Updated on 2024-11-29 GMT+08:00

Operating a Hudi Table Using hudi-cli.sh

Prerequisites

  • For a cluster with Kerberos authentication enabled, a user has been created on FusionInsight Manager of the cluster and associated with user groups hadoop and hive.
  • The Hudi cluster client has been downloaded and installed.

Basic Operations

  1. Log in to the cluster client as user root and run the following commands:

    cd Client installation directory

    source bigdata_env

    source Hudi/component_env

    kinit Created user

  2. Run the hudi-cli.sh command to access the Hudi client.

    cd {Client installation directory}/Hudi/hudi/bin/

    ./hudi-cli.sh

  3. Run the following example commands as required.
    • Viewing help information

      help // View all Hudi CLI commands.

      help 'command' // View the help information and parameter list of a certain command.

    • Connecting to a table

      connect --path '/tmp/huditest/test_table'

    • Viewing table information

      desc

    • Viewing compaction plans

      compactions show all

    • Viewing cleaning plans

      cleans show

    • Performing the cleaning operation

      cleans run

    • Viewing commit information

      commits show

    • Viewing the partition where the commit is written to

      commit showpartitions --commit 20210127153356

      20210127153356 indicates the commit timestamp.

    • Viewing the file where the commit is written to

      commit showfiles --commit 20210127153356

    • Comparing the commit information of two tables

      commits compare --path /tmp/hudimor/mytest100

    • Rolling back a commit (Only the last commit can be rolled back.)

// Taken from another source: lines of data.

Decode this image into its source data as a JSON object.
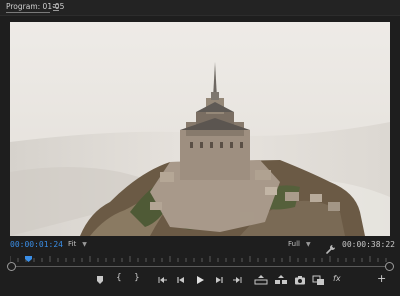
{
  "panel": {
    "title": "Program: 01-05"
  },
  "viewer": {
    "image_description_icon": "landscape-photo"
  },
  "transport": {
    "current_timecode": "00:00:01:24",
    "zoom_level": "Fit",
    "playback_resolution": "Full",
    "duration_timecode": "00:00:38:22",
    "playhead_progress": 0.04
  },
  "buttons": {
    "add_marker": "marker-icon",
    "mark_in": "{",
    "mark_out": "}",
    "go_to_in": "go-to-in-icon",
    "step_back": "step-back-icon",
    "play": "play-icon",
    "step_forward": "step-forward-icon",
    "go_to_out": "go-to-out-icon",
    "lift": "lift-icon",
    "extract": "extract-icon",
    "export_frame": "camera-icon",
    "comparison_view": "comparison-view-icon",
    "fx": "fx",
    "add": "+"
  },
  "colors": {
    "accent_timecode": "#3a8ee6",
    "panel_bg": "#1e1e1e",
    "icon": "#c8c8c8"
  }
}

      commit rollback --commit 20210127164905

    • Scheduling a compaction

      compaction schedule --hoodieConfigs 'hoodie.compaction.strategy=org.apache.hudi.table.action.compact.strategy.BoundedIOCompactionStrategy,hoodie.compaction.target.io=1,hoodie.compact.inline.max.delta.commits=1'

    • Performing a compaction

      compaction run --parallelism 100 --sparkMemory 1g --retry 1 --compactionInstant 20210602101315 --hoodieConfigs 'hoodie.compaction.strategy=org.apache.hudi.table.action.compact.strategy.BoundedIOCompactionStrategy,hoodie.compaction.target.io=1,hoodie.compact.inline.max.delta.commits=1' --propsFilePath hdfs://hacluster/tmp/default/tb_test_mor/.hoodie/hoodie.properties --schemaFilePath /tmp/default/tb_test_mor/.hoodie/compact_tb_base.json

    • Creating a savepoint

      savepoint create --commit 20210318155750

    • Rolling back a specified savepoint

      savepoint rollback --savepoint 20210318155750

      1. If the commit operation causes metadata conflicts, you can run the commit rollback and savepoint rollback commands to roll back data, but the Hive metadata cannot be rolled back. In this case, you can delete the Hive table and manually synchronize data.
      2. The commit rollback command rolls back only the latest commit, and the savepoint rollback command rolls back only the latest savepoint. You cannot specify a commit or savepoint to roll back.